What are the six Microsoft Responsible AI principles and what makes Fairness different from Inclusiveness?▼
The six principles are: Fairness, Reliability & Safety, Privacy & Security, Inclusiveness, Transparency, and Accountability. Fairness means the AI does not discriminate against groups of people — it gives everyone an equally fair chance of a helpful response. Example violation: a loan model that automatically declines people based on an irrelevant attribute (red hoodie). Inclusiveness means all users can effectively interact with the AI regardless of their abilities — sighted vs visually impaired, hearing vs hearing impaired. Example violation: a chatbot that works perfectly for sighted users but is unusable for visually impaired users. The distinction: Fairness is about whether the AI treats different groups equitably in its decisions. Inclusiveness is about whether all users can access and use the AI effectively regardless of their physical or cognitive abilities.

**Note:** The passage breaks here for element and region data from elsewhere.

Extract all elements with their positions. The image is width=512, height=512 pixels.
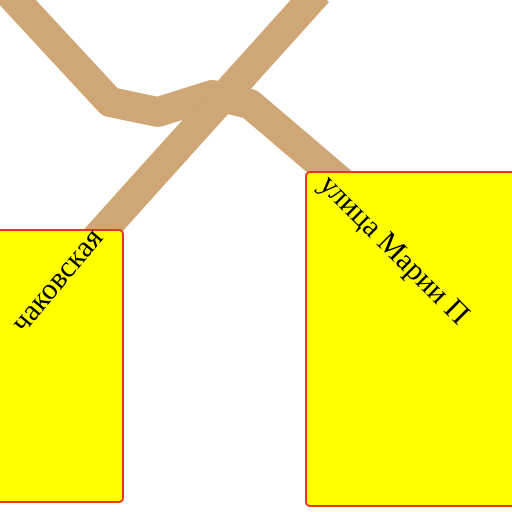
road <box>78 0 330 256</box>
label-box <box>0 229 124 503</box>
label-box <box>305 171 512 507</box>
road <box>0 0 355 197</box>
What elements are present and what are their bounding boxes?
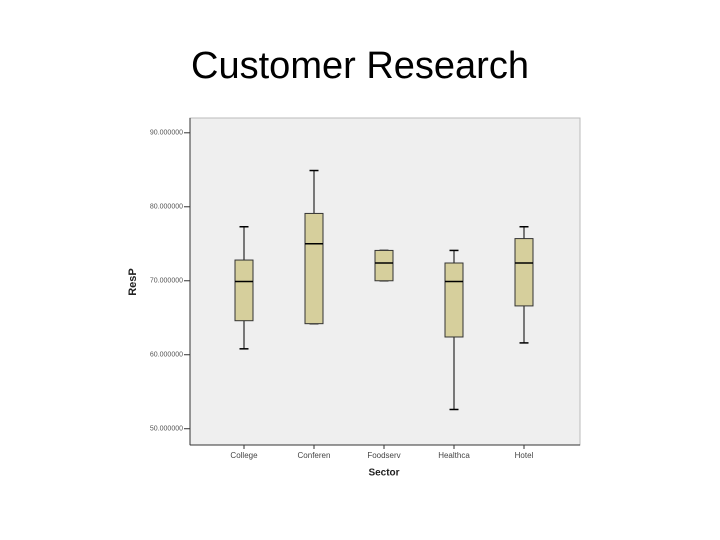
x-tick-label: Healthca	[438, 451, 470, 460]
chart-title: Customer Research	[191, 45, 529, 87]
x-tick-label: Conferen	[298, 451, 331, 460]
y-tick-label: 50.000000	[150, 426, 183, 433]
y-axis-label: ResP	[127, 268, 139, 296]
box	[374, 249, 394, 282]
x-tick-label: College	[230, 451, 258, 460]
box	[444, 262, 464, 338]
x-tick-label: Foodserv	[367, 451, 400, 460]
x-axis-label: Sector	[368, 468, 399, 479]
y-tick-label: 70.000000	[150, 278, 183, 285]
box	[304, 212, 324, 325]
y-tick-label: 90.000000	[150, 130, 183, 137]
box	[234, 259, 254, 322]
y-tick-label: 80.000000	[150, 204, 183, 211]
x-tick-label: Hotel	[515, 451, 534, 460]
y-tick-label: 60.000000	[150, 352, 183, 359]
box	[514, 238, 534, 307]
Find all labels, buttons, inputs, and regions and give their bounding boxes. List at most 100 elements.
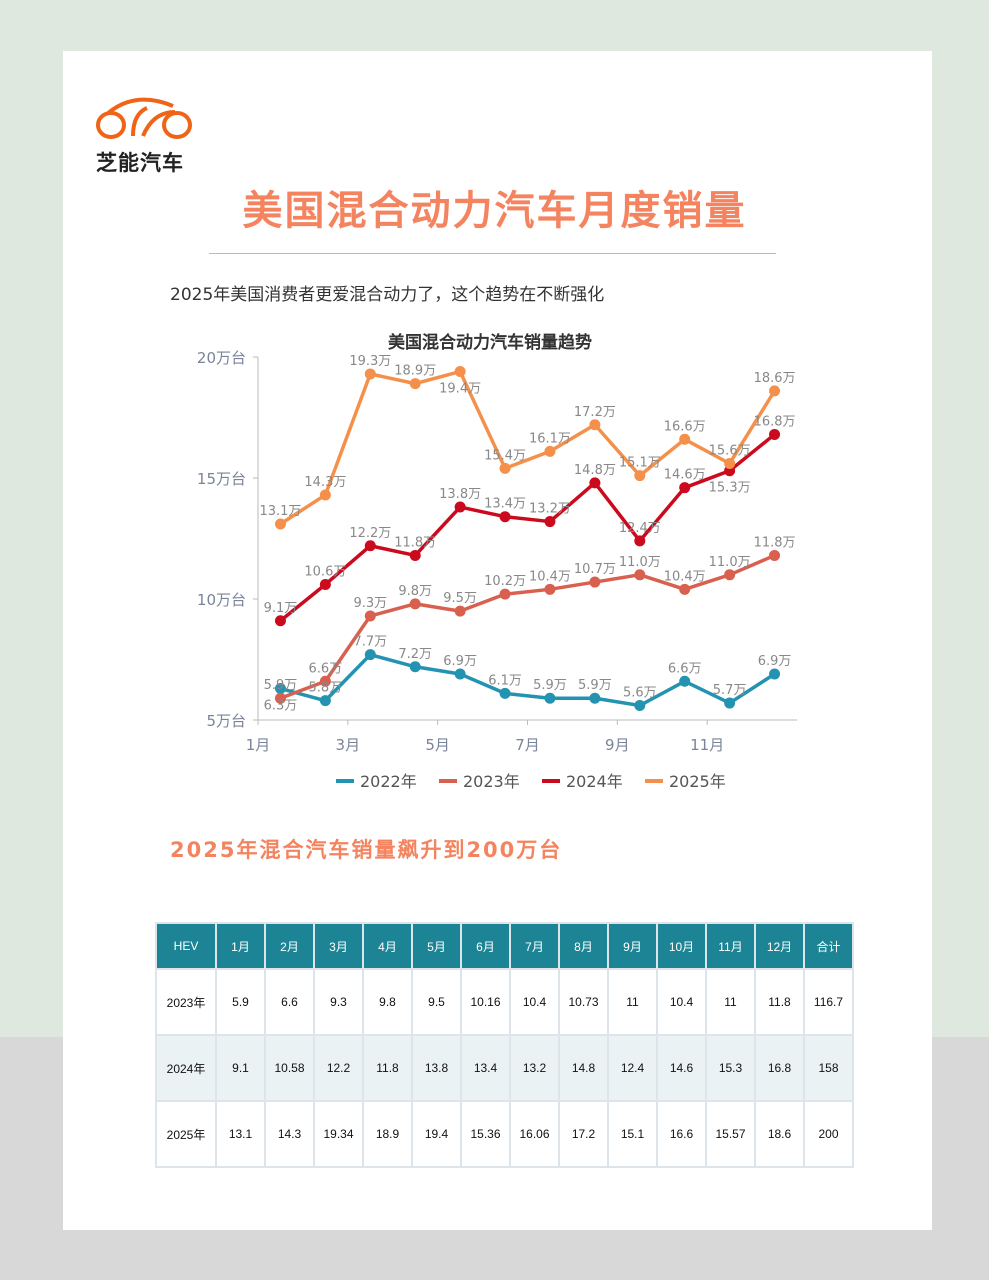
data-label: 12.2万: [349, 526, 391, 541]
data-label: 16.1万: [529, 431, 571, 446]
data-label: 6.1万: [488, 673, 522, 688]
data-point: [589, 576, 601, 588]
data-label: 16.8万: [754, 414, 796, 429]
data-label: 19.4万: [439, 382, 481, 397]
table-header-cell: 10月: [656, 922, 707, 970]
section-heading: 2025年混合汽车销量飙升到200万台: [170, 838, 563, 862]
data-label: 6.9万: [758, 654, 792, 669]
data-point: [679, 675, 691, 687]
series-line-2023年: [279, 553, 776, 700]
data-label: 5.7万: [713, 683, 747, 698]
table-cell: 11: [607, 968, 658, 1036]
table-header-cell: 8月: [558, 922, 609, 970]
data-point: [319, 578, 331, 590]
data-label: 13.4万: [484, 497, 526, 512]
data-label: 10.2万: [484, 574, 526, 589]
table-cell: 9.3: [313, 968, 364, 1036]
table-cell: 15.3: [705, 1034, 756, 1102]
data-label: 10.7万: [574, 562, 616, 577]
data-label: 5.6万: [623, 685, 657, 700]
sales-table: HEV 1月 2月 3月 4月 5月 6月 7月 8月 9月 10月 11月 12月 合计 2023年 5.…: [155, 922, 854, 1168]
table-cell: 10.4: [509, 968, 560, 1036]
data-label: 13.2万: [529, 502, 571, 517]
table-header-cell: 2月: [264, 922, 315, 970]
chart-title: 美国混合动力汽车销量趋势: [388, 333, 592, 353]
data-point: [364, 540, 376, 552]
data-point: [544, 692, 556, 704]
table-cell: 12.2: [313, 1034, 364, 1102]
data-point: [274, 615, 286, 627]
data-label: 9.8万: [398, 584, 432, 599]
table-cell: 16.8: [754, 1034, 805, 1102]
data-label: 16.6万: [664, 419, 706, 434]
table-cell: 9.5: [411, 968, 462, 1036]
table-cell: 16.06: [509, 1100, 560, 1168]
x-tick-label: 11月: [690, 736, 724, 754]
table-cell: 14.6: [656, 1034, 707, 1102]
table-header-cell: 6月: [460, 922, 511, 970]
data-label: 14.8万: [574, 463, 616, 478]
table-header-cell: 12月: [754, 922, 805, 970]
data-label: 5.9万: [264, 678, 298, 693]
data-point: [634, 535, 646, 547]
data-point: [319, 695, 331, 707]
data-label: 5.9万: [578, 678, 612, 693]
table-cell: 9.8: [362, 968, 413, 1036]
page-title: 美国混合动力汽车月度销量: [242, 188, 747, 234]
data-point: [589, 419, 601, 431]
table-cell: 18.9: [362, 1100, 413, 1168]
data-point: [409, 661, 421, 673]
data-label: 19.3万: [349, 354, 391, 369]
data-point: [634, 569, 646, 581]
data-point: [274, 683, 286, 695]
data-point: [769, 385, 781, 397]
table-header-cell: 9月: [607, 922, 658, 970]
table-cell: 14.3: [264, 1100, 315, 1168]
data-point: [364, 649, 376, 661]
data-label: 12.4万: [619, 521, 661, 536]
y-tick-label: 15万台: [197, 470, 246, 488]
data-label: 18.6万: [754, 371, 796, 386]
data-label: 15.4万: [484, 448, 526, 463]
data-point: [454, 605, 466, 617]
table-cell: 13.1: [215, 1100, 266, 1168]
line-chart: 5万台 10万台 15万台 20万台 1月 3月 5月 7月 9月 11月 2022年 2023年 20…: [197, 349, 797, 791]
data-label: 11.8万: [394, 535, 436, 550]
data-label: 6.9万: [443, 654, 477, 669]
table-cell: 12.4: [607, 1034, 658, 1102]
data-label: 11.0万: [709, 555, 751, 570]
table-cell: 6.6: [264, 968, 315, 1036]
legend-label: 2023年: [463, 772, 520, 791]
data-point: [769, 549, 781, 561]
table-cell: 15.57: [705, 1100, 756, 1168]
data-point: [274, 692, 286, 704]
data-point: [589, 477, 601, 489]
table-header-cell: 合计: [803, 922, 854, 970]
data-label: 6.6万: [668, 661, 702, 676]
data-point: [634, 699, 646, 711]
table-header-cell: 7月: [509, 922, 560, 970]
table-cell: 15.1: [607, 1100, 658, 1168]
table-cell: 13.2: [509, 1034, 560, 1102]
data-point: [499, 462, 511, 474]
table-cell: 2023年: [155, 968, 217, 1036]
x-tick-label: 7月: [515, 736, 540, 754]
data-point: [274, 518, 286, 530]
table-cell: 2025年: [155, 1100, 217, 1168]
data-label: 7.7万: [353, 635, 387, 650]
data-label: 14.3万: [304, 475, 346, 490]
table-cell: 5.9: [215, 968, 266, 1036]
table-header-cell: HEV: [155, 922, 217, 970]
y-tick-label: 20万台: [197, 349, 246, 367]
subtitle: 2025年美国消费者更爱混合动力了，这个趋势在不断强化: [170, 285, 605, 305]
series-line-2022年: [280, 652, 776, 708]
table-header-cell: 11月: [705, 922, 756, 970]
table-cell: 16.6: [656, 1100, 707, 1168]
data-label: 13.1万: [259, 504, 301, 519]
table-header-row: HEV 1月 2月 3月 4月 5月 6月 7月 8月 9月 10月 11月 12月 合计: [155, 922, 854, 970]
data-point: [454, 668, 466, 680]
data-point: [769, 428, 781, 440]
legend-label: 2022年: [360, 772, 417, 791]
data-label: 13.8万: [439, 487, 481, 502]
series-layer: [274, 366, 781, 711]
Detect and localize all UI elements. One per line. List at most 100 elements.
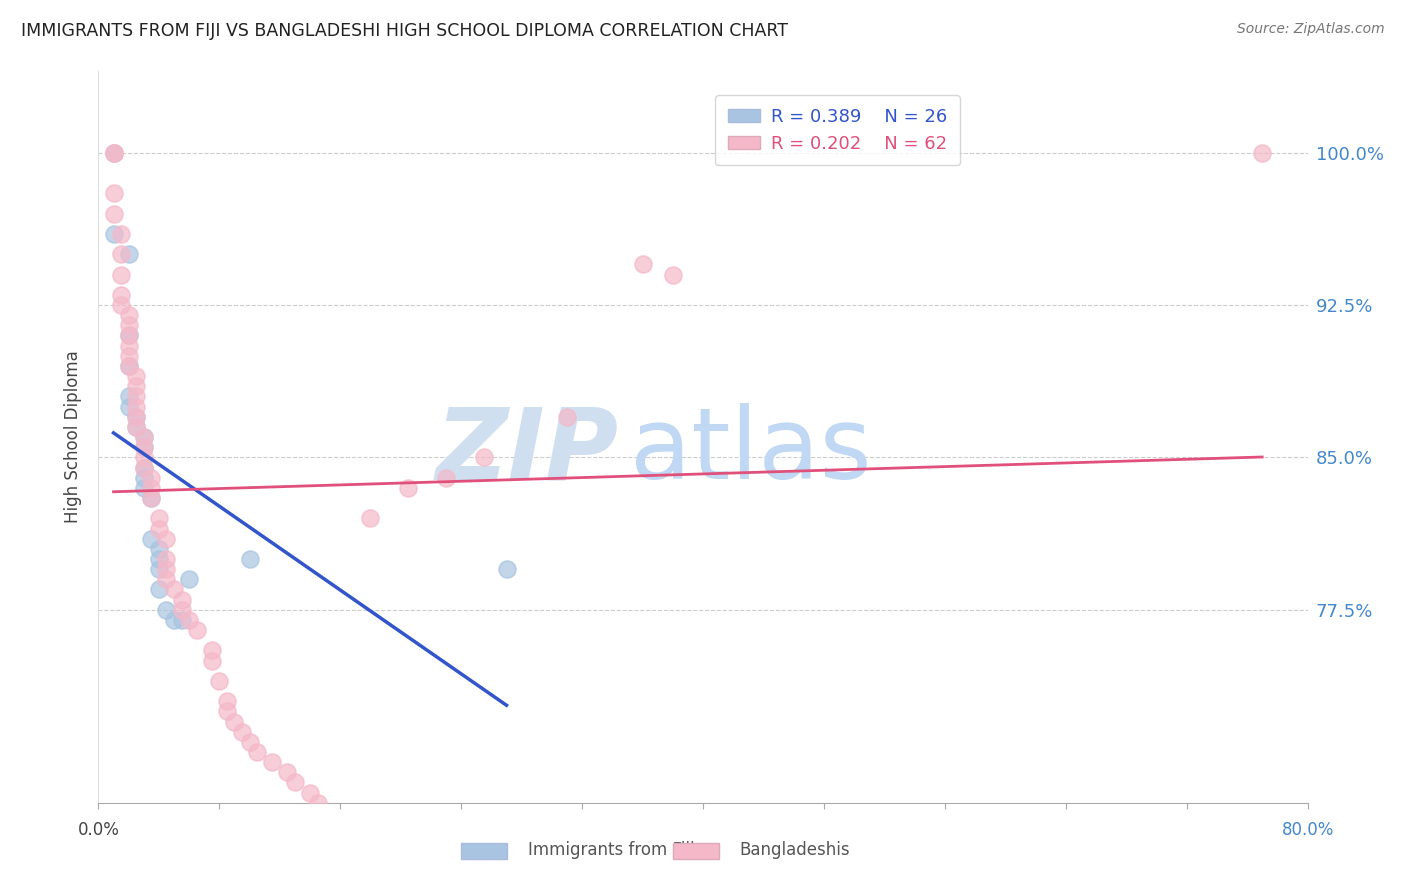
Point <box>125 389 148 403</box>
Point <box>118 389 141 403</box>
Point <box>125 420 148 434</box>
Bar <box>461 843 508 859</box>
Point <box>155 572 177 586</box>
Point <box>125 409 148 424</box>
Point <box>103 227 125 241</box>
Bar <box>672 843 718 859</box>
Point <box>118 359 141 373</box>
Point <box>118 349 141 363</box>
Point <box>246 745 269 759</box>
Point <box>148 541 170 556</box>
Point <box>103 145 125 160</box>
Point <box>661 268 683 282</box>
Point <box>201 643 224 657</box>
Text: IMMIGRANTS FROM FIJI VS BANGLADESHI HIGH SCHOOL DIPLOMA CORRELATION CHART: IMMIGRANTS FROM FIJI VS BANGLADESHI HIGH… <box>21 22 789 40</box>
Point <box>631 257 654 271</box>
Point <box>125 400 148 414</box>
Point <box>215 694 238 708</box>
Point <box>186 623 208 637</box>
Point <box>132 450 155 465</box>
Point <box>132 430 155 444</box>
Point <box>132 430 155 444</box>
Point <box>1251 145 1274 160</box>
Point <box>132 460 155 475</box>
Point <box>231 724 253 739</box>
Point <box>284 775 307 789</box>
Point <box>110 268 132 282</box>
Point <box>239 735 262 749</box>
Text: ZIP: ZIP <box>436 403 619 500</box>
Point <box>360 511 382 525</box>
Point <box>170 603 193 617</box>
Text: Source: ZipAtlas.com: Source: ZipAtlas.com <box>1237 22 1385 37</box>
Text: atlas: atlas <box>630 403 872 500</box>
Point <box>103 145 125 160</box>
Point <box>155 532 177 546</box>
Y-axis label: High School Diploma: High School Diploma <box>65 351 83 524</box>
Point <box>118 328 141 343</box>
Point <box>118 328 141 343</box>
Point <box>110 288 132 302</box>
Point <box>132 460 155 475</box>
Point <box>495 562 517 576</box>
Point <box>163 582 186 597</box>
Point <box>125 409 148 424</box>
Text: Bangladeshis: Bangladeshis <box>740 841 849 859</box>
Point <box>179 572 201 586</box>
Point <box>132 440 155 454</box>
Point <box>118 247 141 261</box>
Text: Immigrants from Fiji: Immigrants from Fiji <box>527 841 695 859</box>
Point <box>110 247 132 261</box>
Point <box>208 673 231 688</box>
Point <box>125 369 148 384</box>
Point <box>201 654 224 668</box>
Point <box>148 522 170 536</box>
Point <box>103 206 125 220</box>
Point <box>276 765 298 780</box>
Point <box>103 145 125 160</box>
Point <box>132 440 155 454</box>
Point <box>125 420 148 434</box>
Point <box>148 582 170 597</box>
Point <box>103 186 125 201</box>
Point <box>299 786 322 800</box>
Point <box>148 511 170 525</box>
Point <box>118 308 141 322</box>
Point <box>179 613 201 627</box>
Point <box>141 471 163 485</box>
Point <box>118 400 141 414</box>
Point <box>170 613 193 627</box>
Point <box>434 471 457 485</box>
Point <box>155 552 177 566</box>
Point <box>396 481 419 495</box>
Point <box>118 359 141 373</box>
Point <box>239 552 262 566</box>
Point <box>155 603 177 617</box>
Point <box>148 552 170 566</box>
Point <box>163 613 186 627</box>
Point <box>155 562 177 576</box>
Point <box>125 379 148 393</box>
Point <box>110 227 132 241</box>
Point <box>141 481 163 495</box>
Text: 0.0%: 0.0% <box>77 821 120 839</box>
Point <box>141 532 163 546</box>
Text: 80.0%: 80.0% <box>1281 821 1334 839</box>
Point <box>118 318 141 333</box>
Point <box>472 450 495 465</box>
Point <box>148 562 170 576</box>
Point <box>170 592 193 607</box>
Point <box>215 705 238 719</box>
Point <box>118 339 141 353</box>
Legend: R = 0.389    N = 26, R = 0.202    N = 62: R = 0.389 N = 26, R = 0.202 N = 62 <box>716 95 960 165</box>
Point <box>132 471 155 485</box>
Point <box>322 805 344 820</box>
Point <box>132 481 155 495</box>
Point <box>224 714 246 729</box>
Point <box>141 491 163 505</box>
Point <box>307 796 329 810</box>
Point <box>110 298 132 312</box>
Point <box>141 491 163 505</box>
Point <box>262 755 284 769</box>
Point <box>555 409 578 424</box>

What are the three elements of an agent, and what is agent orchestration?▼
Every agent has three elements: (1) Model — the LLM or AI model that powers the agent's reasoning (the brain). Choice affects performance, cost, and reliability. (2) Instructions — the text defining who the agent is, who it serves, what it does, and how it behaves (the job description). (3) Tools — the connections to external systems and APIs that allow the agent to actually execute tasks — not just talk, but act (the hands). Agent orchestration is the practice of building multiple specialised agents that each perform one specific task, then connecting them so they work together as a system. Instead of one agent doing six tasks, build six agents doing one task each. This mirrors the parent/child flow pattern in Power Automate.
What are the five pillars of the AI readiness framework, and which one is explicitly described as continuous?▼
The five pillars are: (1) Business Strategy — identifying the outcomes and KPIs your organisation cares about, before any AI discussion. (2) Technology & Data — preparing your data estate: breaking down silos, improving quality, ensuring clean/deduplicated/representative data, creating data dictionaries and access controls. This is the pillar explicitly described as continuous — data readiness is not a one-time exercise but an ongoing cycle of hygiene. (3) AI Strategy & Experience — starting small, tightly scoped pilots with 6–12 week timelines, clear success criteria, and fast iteration loops. (4) Organisational & Culture — leading from the top, building diverse cross-functional teams, embedding AI goals in performance reviews, building executive sponsorship. (5) AI Governance — covering data governance, AI governance (managing model risks), and regulatory governance (legal compliance and ethics).